The Mudcat Café TM
Thread #101142   Message #2039702
Posted By: GUEST
30-Apr-07 - 03:50 PM
Thread Name: Folk Song in England - Lloyd
Subject: RE: Folk Song in England - Lloyd
I accept all the above reservations but still, for all the flaws, it is still the best as far as I am concerned.
Unfortunately the "many people who were cast out of the 'folk revival' as a cultural event," I believe are a figment of the WLDs' imagination; far from being driven out, they took over and naused up the revival.
In spite of the constant 'traddie' dig, I have yet to hear of an acceptable alternative definition to the one more-or-less generally accepted by those researching the subject.
As far as the working class roots of the tradition - I know from experience that (certainly up to 20-odd years ago), if I wanted to find classic ballads and traditional songs (outside of the clubs) I had to go to a gypsy site, or to a carpenter in North Norfolk, or to to small farmers or rural labourers in the west of Ireland.
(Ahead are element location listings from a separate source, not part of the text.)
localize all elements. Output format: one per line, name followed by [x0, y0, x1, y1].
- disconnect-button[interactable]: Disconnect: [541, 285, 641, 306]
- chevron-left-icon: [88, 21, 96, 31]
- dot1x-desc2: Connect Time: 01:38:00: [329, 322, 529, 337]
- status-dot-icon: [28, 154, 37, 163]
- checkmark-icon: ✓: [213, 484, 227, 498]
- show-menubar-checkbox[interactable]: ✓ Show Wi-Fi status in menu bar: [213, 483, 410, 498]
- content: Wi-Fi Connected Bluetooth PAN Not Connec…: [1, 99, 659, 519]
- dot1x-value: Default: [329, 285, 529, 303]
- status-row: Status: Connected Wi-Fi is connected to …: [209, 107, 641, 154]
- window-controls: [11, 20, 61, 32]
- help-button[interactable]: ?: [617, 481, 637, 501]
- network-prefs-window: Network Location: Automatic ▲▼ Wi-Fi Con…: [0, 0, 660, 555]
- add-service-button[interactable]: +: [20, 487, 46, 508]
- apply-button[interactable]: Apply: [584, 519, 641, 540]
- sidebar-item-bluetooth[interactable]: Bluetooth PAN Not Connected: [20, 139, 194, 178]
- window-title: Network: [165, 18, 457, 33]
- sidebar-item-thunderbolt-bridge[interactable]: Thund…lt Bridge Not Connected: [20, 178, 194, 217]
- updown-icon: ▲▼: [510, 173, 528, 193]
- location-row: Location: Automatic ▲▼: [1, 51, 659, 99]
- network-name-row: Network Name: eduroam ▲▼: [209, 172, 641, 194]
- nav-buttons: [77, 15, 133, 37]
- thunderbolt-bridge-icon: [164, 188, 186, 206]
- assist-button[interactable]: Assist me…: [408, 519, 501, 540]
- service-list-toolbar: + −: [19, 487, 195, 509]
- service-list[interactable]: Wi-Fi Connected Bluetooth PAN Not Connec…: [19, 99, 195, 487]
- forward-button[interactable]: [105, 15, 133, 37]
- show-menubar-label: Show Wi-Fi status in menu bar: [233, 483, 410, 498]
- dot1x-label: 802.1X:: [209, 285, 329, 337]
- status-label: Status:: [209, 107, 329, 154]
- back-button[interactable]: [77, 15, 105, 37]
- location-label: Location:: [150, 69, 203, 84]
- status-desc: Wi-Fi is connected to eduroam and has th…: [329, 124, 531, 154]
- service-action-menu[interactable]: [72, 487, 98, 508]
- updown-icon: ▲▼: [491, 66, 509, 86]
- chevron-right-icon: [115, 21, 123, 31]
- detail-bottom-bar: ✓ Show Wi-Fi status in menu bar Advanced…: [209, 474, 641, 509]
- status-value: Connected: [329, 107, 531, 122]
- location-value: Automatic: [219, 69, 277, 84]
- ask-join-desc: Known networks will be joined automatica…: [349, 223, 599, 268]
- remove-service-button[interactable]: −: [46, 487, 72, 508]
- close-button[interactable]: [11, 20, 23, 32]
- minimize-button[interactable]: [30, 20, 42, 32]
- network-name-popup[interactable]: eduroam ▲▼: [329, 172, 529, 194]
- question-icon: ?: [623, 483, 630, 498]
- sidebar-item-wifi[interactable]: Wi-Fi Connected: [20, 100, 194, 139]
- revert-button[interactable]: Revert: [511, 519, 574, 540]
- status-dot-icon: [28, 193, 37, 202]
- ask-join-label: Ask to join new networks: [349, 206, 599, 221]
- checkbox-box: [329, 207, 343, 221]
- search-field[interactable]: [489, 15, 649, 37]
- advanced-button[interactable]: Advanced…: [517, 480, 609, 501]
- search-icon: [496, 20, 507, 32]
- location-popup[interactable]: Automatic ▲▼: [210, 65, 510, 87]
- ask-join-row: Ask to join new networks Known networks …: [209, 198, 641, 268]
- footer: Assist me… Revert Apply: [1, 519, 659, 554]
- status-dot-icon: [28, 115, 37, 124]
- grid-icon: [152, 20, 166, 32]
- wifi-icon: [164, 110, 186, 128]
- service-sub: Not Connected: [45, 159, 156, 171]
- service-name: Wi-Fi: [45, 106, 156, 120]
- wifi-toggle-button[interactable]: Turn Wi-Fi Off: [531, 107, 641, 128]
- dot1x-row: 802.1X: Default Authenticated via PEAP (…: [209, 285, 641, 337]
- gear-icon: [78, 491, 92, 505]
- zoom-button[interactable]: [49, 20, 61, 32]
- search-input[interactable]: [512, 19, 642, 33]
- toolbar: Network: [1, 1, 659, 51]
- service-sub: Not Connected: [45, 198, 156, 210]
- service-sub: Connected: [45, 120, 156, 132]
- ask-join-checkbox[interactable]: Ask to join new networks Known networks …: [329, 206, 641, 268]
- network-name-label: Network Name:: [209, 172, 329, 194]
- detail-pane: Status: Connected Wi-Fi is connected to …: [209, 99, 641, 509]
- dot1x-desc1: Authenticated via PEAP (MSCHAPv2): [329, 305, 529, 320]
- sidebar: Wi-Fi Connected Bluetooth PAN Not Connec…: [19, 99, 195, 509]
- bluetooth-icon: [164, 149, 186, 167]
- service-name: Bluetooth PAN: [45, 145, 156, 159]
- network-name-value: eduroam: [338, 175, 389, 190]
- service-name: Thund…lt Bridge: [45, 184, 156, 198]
The jury is still very much out on the subject of who wrote the traditional repertoire, but it was people like Walter Pardon and Tom Lenihan who put the 'folk' in 'folk song'.
One of the puzzling aspects of the tradition here in West Clare is that, in spite of the fact that a number of (local) songs must have been made during the lifetime of the singers they were recorded from, they still bear the 'anon' label - almost as if authorship doesn't matter and it is what happens to them during the process of being passed on that gives them their significance.